Ilustrasi | dok. Ist

PeluangNews, Depok – Pembentukan kepengurusan beberapa Koperasi Merah Putih di Kota Depok, Jawa Barat, menimbulkan kegaduhan lantaran dinilai sarat dengan orang titipan.

Perlu diketahui, Kota Depok terdapat 63 kelurahan. Setiap Koperasi Merah Putih di satu kelurahan ini disebut-sebut akan digelontorkan anggaran Rp5 miliar dari pemerintah pusat. Alhasil, bila dikalkulasikan untuk 63 kelurahan, Depok akan menerima Rp315 miliar.

Anggaran untuk Koperasi Merah Putih per kelurahan tersebut diduga sebagai pemicu kegaduhan itu.

Heri Setiono, kandidat Nomor Urut 1 Calon Ketua Koperasi Merah Putih Kelurahan Depok, telah melakukan somasi atas dugaan kecurangan yang dirasakannya.

“Sampai saat ini, saya belum juga mendapat kabar baik dari surat somasi yang saya kirim kepada pihak kelurahan,” kata Heri saat dikonfirmasi wartawan, Minggu (22/6/2025).

Dia mengaku surat somasi dilayangkan pada Rabu (18/6) dan memberikan batas waktu tiga hari kerja. Namun, hingga Jumat (20/6), Somasi belum juga ditanggapi.
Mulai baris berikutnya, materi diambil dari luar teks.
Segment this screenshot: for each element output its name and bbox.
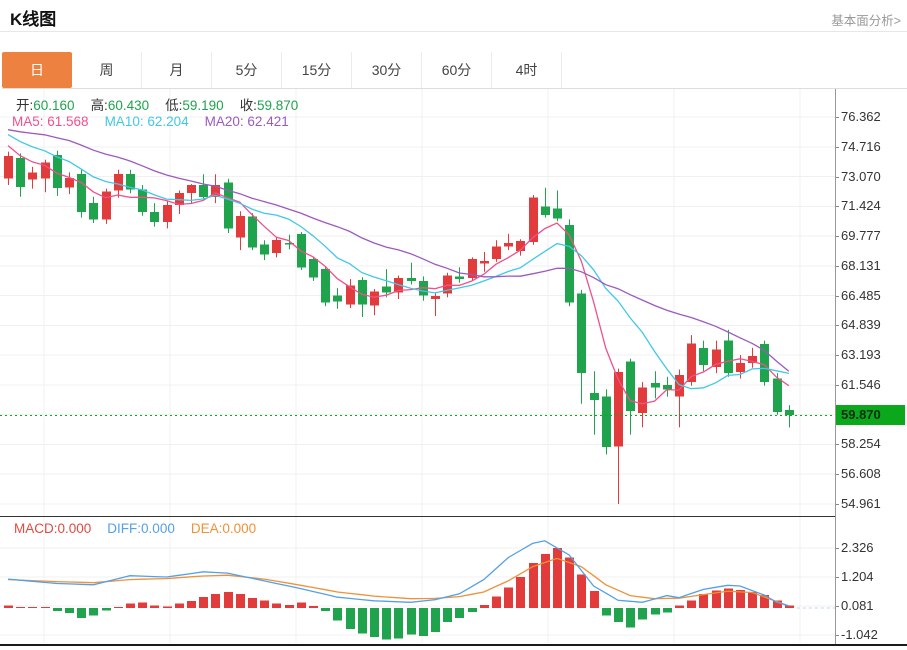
tab-月[interactable]: 月 (142, 52, 212, 88)
axis-line (835, 89, 836, 645)
readout-label: 开: (16, 98, 34, 113)
axis-tick-label: 69.777 (841, 228, 881, 243)
macd-histogram (4, 547, 794, 640)
tab-4时[interactable]: 4时 (492, 52, 562, 88)
axis-tick-label: -1.042 (841, 627, 878, 642)
readout-label: 低: (165, 98, 183, 113)
macd-row-item: DEA:0.000 (191, 521, 256, 536)
axis-tick-mark (835, 474, 839, 475)
readout-label: DIFF: (107, 521, 142, 536)
readout-value: 60.160 (33, 98, 75, 113)
readout-label: DEA: (190, 521, 223, 536)
axis-tick-label: 71.424 (841, 198, 881, 213)
tab-30分[interactable]: 30分 (352, 52, 422, 88)
ma20-line (7, 129, 790, 372)
ohlc-row-item: 高:60.430 (91, 98, 150, 113)
axis-tick-mark (835, 266, 839, 267)
axis-tick-mark (835, 117, 839, 118)
readout-value: 0.000 (222, 521, 257, 536)
ma-row-item: MA10: 62.204 (105, 114, 189, 129)
readout-value: 59.870 (256, 98, 299, 113)
macd-row-item: DIFF:0.000 (107, 521, 175, 536)
readout-label: 高: (90, 98, 108, 113)
tab-日[interactable]: 日 (2, 52, 72, 88)
ma10-line (7, 134, 789, 390)
axis-tick-mark (835, 206, 839, 207)
axis-tick-mark (835, 444, 839, 445)
axis-tick-mark (835, 147, 839, 148)
macd-row-item: MACD:0.000 (14, 521, 91, 536)
readout-label: MA10: (104, 114, 148, 129)
readout-value: 62.204 (147, 114, 189, 129)
axis-tick-label: 73.070 (841, 169, 881, 184)
axis-tick-label: 1.204 (841, 569, 874, 584)
title-divider (0, 31, 907, 32)
ma5-line (7, 145, 790, 405)
axis-tick-mark (835, 296, 839, 297)
candlestick-chart[interactable] (0, 89, 835, 516)
axis-tick-mark (835, 325, 839, 326)
axis-tick-label: 0.081 (841, 598, 874, 613)
fundamental-analysis-link[interactable]: 基本面分析> (831, 14, 901, 28)
ohlc-row-item: 低:59.190 (165, 98, 224, 113)
ohlc-row-item: 开:60.160 (16, 98, 75, 113)
axis-tick-mark (835, 385, 839, 386)
readout-value: 0.000 (57, 521, 92, 536)
axis-tick-label: 76.362 (841, 109, 881, 124)
readout-label: MA20: (204, 114, 248, 129)
axis-tick-label: 63.193 (841, 347, 881, 362)
readout-value: 0.000 (141, 521, 175, 536)
tab-5分[interactable]: 5分 (212, 52, 282, 88)
ma-readout: MA5: 61.568 MA10: 62.204 MA20: 62.421 (12, 114, 305, 129)
axis-tick-label: 58.254 (841, 436, 881, 451)
tab-周[interactable]: 周 (72, 52, 142, 88)
chart-bottom-border (0, 644, 907, 646)
page-title: K线图 (10, 10, 57, 29)
ohlc-row-item: 收:59.870 (240, 98, 299, 113)
diff-line (7, 540, 789, 607)
axis-tick-mark (835, 504, 839, 505)
readout-label: MACD: (14, 521, 58, 536)
ma-row-item: MA20: 62.421 (205, 114, 289, 129)
axis-tick-label: 74.716 (841, 139, 881, 154)
axis-tick-label: 66.485 (841, 288, 881, 303)
axis-tick-mark (835, 355, 839, 356)
readout-value: 61.568 (47, 114, 89, 129)
axis-tick-label: 54.961 (841, 496, 881, 511)
axis-tick-label: 68.131 (841, 258, 881, 273)
axis-tick-mark (835, 606, 839, 607)
readout-value: 60.430 (107, 98, 150, 113)
tab-15分[interactable]: 15分 (282, 52, 352, 88)
macd-chart[interactable] (0, 517, 835, 643)
readout-label: 收: (239, 98, 257, 113)
axis-tick-label: 2.326 (841, 540, 874, 555)
axis-tick-mark (835, 177, 839, 178)
readout-value: 59.190 (182, 98, 224, 113)
dea-line (7, 557, 790, 607)
readout-label: MA5: (12, 114, 48, 129)
ma-row-item: MA5: 61.568 (12, 114, 89, 129)
macd-readout: MACD:0.000 DIFF:0.000 DEA:0.000 (14, 521, 272, 536)
ohlc-readout: 开:60.160 高:60.430 低:59.190 收:59.870 (16, 94, 314, 114)
axis-tick-mark (835, 548, 839, 549)
axis-tick-mark (835, 635, 839, 636)
axis-tick-label: 56.608 (841, 466, 881, 481)
readout-value: 62.421 (247, 114, 289, 129)
tab-60分[interactable]: 60分 (422, 52, 492, 88)
current-price-label: 59.870 (836, 405, 905, 425)
axis-tick-mark (835, 577, 839, 578)
period-tabbar: 日周月 5分 15分 30分 60分 4时 (2, 52, 907, 89)
candles (4, 150, 794, 504)
axis-tick-label: 61.546 (841, 377, 881, 392)
panel-divider (0, 516, 835, 517)
axis-tick-mark (835, 236, 839, 237)
axis-tick-label: 64.839 (841, 317, 881, 332)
Heri Setiono menilai, ada pembiaran pada pembentukan Koperasi Merah Putih di Kota Depok, mengingat temuan kejanggalan itu tidak hanya terjadi di Kelurahan Depok.

“Kejanggalan di kelurahan lain juga ada. Saya rasa Pemkot Depok juga mengetahui kabar itu, seharusnya hal ini tidak boleh dibiarkan,” tutur Heri, tanpa menjelaskan bentuk kejanggalannya.

Jika pimpinan tertinggi di Kota Depok tidak menggubris temuan kejanggalan, Heri mengaku tidak tahu lagi harus berbuat apa? Sebab, lanjutnya, semua keputusan ada pada Walikota Depok dan Wakil Walikota Depok, Supian Suri dan Chandra Rahmansyah.

“Saya bingung harus berbuat apa lagi. Karena saya merasa sendirian di sini, untuk memperjuangkan hak saya dan orang-orang yang merasa terzalimi pada pembentukan Koperasi Merah Putih itu,” kata Heri Setiono.

Dia menduga ada kepentingan kelompok tertentu pada pembentukan Koperasi Merah Putih di Kota Depok.

Selain itu, dia berharap jika ada pihak yang merasa terzalimi dengan pembentukan Koperasi Merah Putih di kota ini untuk bergabung menyuarakannya.

“Saya rasa ini akan menjadi gebrakan yang bagus. Karena di sini saya merasa sendirian,” ujar Heri Setiono.

Di pihak lain, Peneliti Center of Economic and Law Studies (Celios), Muhammad Saleh menilai pembentukan Koperasi Desa Merah Putih sarat pelanggaran terhadap prinsip tata kelola pemerintahan yang baik dan berpotensi menimbulkan masalah hukum.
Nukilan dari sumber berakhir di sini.